With it’s UK premiere at the Edinburgh International Film Festival, Aniara is written and directed by Pella Kågerman and Hugo Lilja, based on the science fiction poem written by Swedish Nobel laureate Harry Martinson, Aniara: en revy om människan i tid och rum (“a review of man in time and space“), published in 1956 and previously adapted as an opera.
The characters largely unnamed, Emelie Jonsson is the Mimaroben and Bianca Cruzeiro her eventual lover Isagel, while Anneli Martini is the astronomer and Arvin Kananian is Captain Chefone, mitigating the disaster through half-truths and delayed actions, believing the longer the passengers are misinformed the more readily they will accept the situation when it finally becomes impossible to keep it secret.

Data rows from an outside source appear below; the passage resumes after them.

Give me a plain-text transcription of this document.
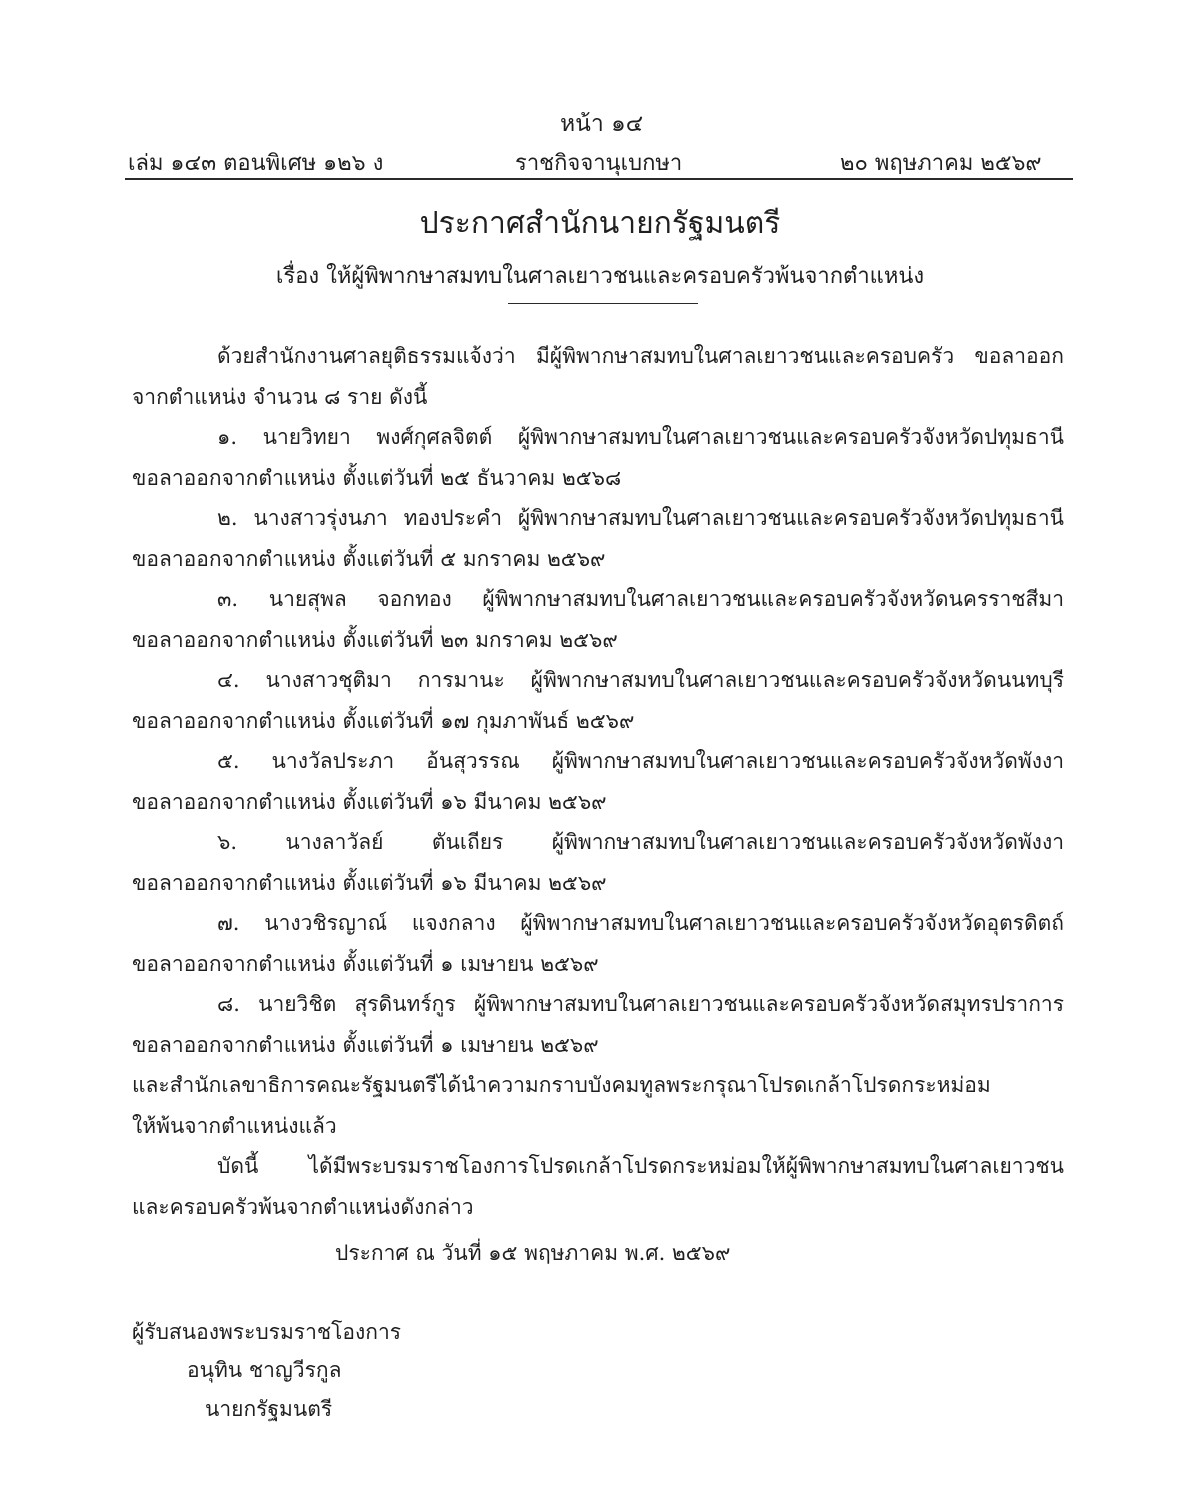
หน้า ๑๔
เล่ม ๑๔๓ ตอนพิเศษ ๑๒๖ ง	ราชกิจจานุเบกษา	๒๐ พฤษภาคม ๒๕๖๙
ประกาศสำนักนายกรัฐมนตรี
เรื่อง ให้ผู้พิพากษาสมทบในศาลเยาวชนและครอบครัวพ้นจากตำแหน่ง
ด้วยสำนักงานศาลยุติธรรมแจ้งว่า มีผู้พิพากษาสมทบในศาลเยาวชนและครอบครัว ขอลาออก
จากตำแหน่ง จำนวน ๘ ราย ดังนี้
๑. นายวิทยา พงศ์กุศลจิตต์ ผู้พิพากษาสมทบในศาลเยาวชนและครอบครัวจังหวัดปทุมธานี
ขอลาออกจากตำแหน่ง ตั้งแต่วันที่ ๒๕ ธันวาคม ๒๕๖๘
๒. นางสาวรุ่งนภา ทองประคำ ผู้พิพากษาสมทบในศาลเยาวชนและครอบครัวจังหวัดปทุมธานี
ขอลาออกจากตำแหน่ง ตั้งแต่วันที่ ๕ มกราคม ๒๕๖๙
๓. นายสุพล จอกทอง ผู้พิพากษาสมทบในศาลเยาวชนและครอบครัวจังหวัดนครราชสีมา
ขอลาออกจากตำแหน่ง ตั้งแต่วันที่ ๒๓ มกราคม ๒๕๖๙
๔. นางสาวชุติมา การมานะ ผู้พิพากษาสมทบในศาลเยาวชนและครอบครัวจังหวัดนนทบุรี
ขอลาออกจากตำแหน่ง ตั้งแต่วันที่ ๑๗ กุมภาพันธ์ ๒๕๖๙
๕. นางวัลประภา อ้นสุวรรณ ผู้พิพากษาสมทบในศาลเยาวชนและครอบครัวจังหวัดพังงา
ขอลาออกจากตำแหน่ง ตั้งแต่วันที่ ๑๖ มีนาคม ๒๕๖๙
๖. นางลาวัลย์ ตันเถียร ผู้พิพากษาสมทบในศาลเยาวชนและครอบครัวจังหวัดพังงา
ขอลาออกจากตำแหน่ง ตั้งแต่วันที่ ๑๖ มีนาคม ๒๕๖๙
๗. นางวชิรญาณ์ แจงกลาง ผู้พิพากษาสมทบในศาลเยาวชนและครอบครัวจังหวัดอุตรดิตถ์
ขอลาออกจากตำแหน่ง ตั้งแต่วันที่ ๑ เมษายน ๒๕๖๙
๘. นายวิชิต สุรดินทร์กูร ผู้พิพากษาสมทบในศาลเยาวชนและครอบครัวจังหวัดสมุทรปราการ
ขอลาออกจากตำแหน่ง ตั้งแต่วันที่ ๑ เมษายน ๒๕๖๙
และสำนักเลขาธิการคณะรัฐมนตรีได้นำความกราบบังคมทูลพระกรุณาโปรดเกล้าโปรดกระหม่อม
ให้พ้นจากตำแหน่งแล้ว
บัดนี้ ได้มีพระบรมราชโองการโปรดเกล้าโปรดกระหม่อมให้ผู้พิพากษาสมทบในศาลเยาวชน
และครอบครัวพ้นจากตำแหน่งดังกล่าว
ประกาศ ณ วันที่ ๑๕ พฤษภาคม พ.ศ. ๒๕๖๙
ผู้รับสนองพระบรมราชโองการ
อนุทิน ชาญวีรกูล
นายกรัฐมนตรี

Castigating his subordinates who push for more practical crisis management, the Mimaroben knows the services she offers are now critical, the only oasis of calm and therapeutic release for the hundreds on board, but the captain ignores her pleas and holds her responsible when the overwhelming negative feedback of the masses leads to violent malfunctions.
Structurally similar to the High Life with its one-way voyage to the stars undertaken by an unwilling crew but not so painfully self-indulgent, the interior of the Aniara is a contrast to the functional exterior, resembling nothing more than a luxury cruise liner of bland varnished pine fittings and unobtrusive lighting filled with shallow entertainments and bars to distract and drown sorrows, but what suffices for weeks will not satisfy eternity.
Recalling High-Rise, another enclosed society of dwindling resources, factions appear and develop into cults while violence and suicide escalate, though oddly, even years into the voyage, the bottles of spirits are always full and sequinned party frocks are still fresh for the endless revelry for those who still have the will to indulge.
Like the mission itself, the film Aniara has no set course or destination, only a thwarted goal, drifting aimlessly as the crew are revisited over increasing interludes of years into their deterioration, a meditation on the futility of life falling into the infinite blackness which offers no comfort or resolution other than the certainty that it will eventually and mercifully end.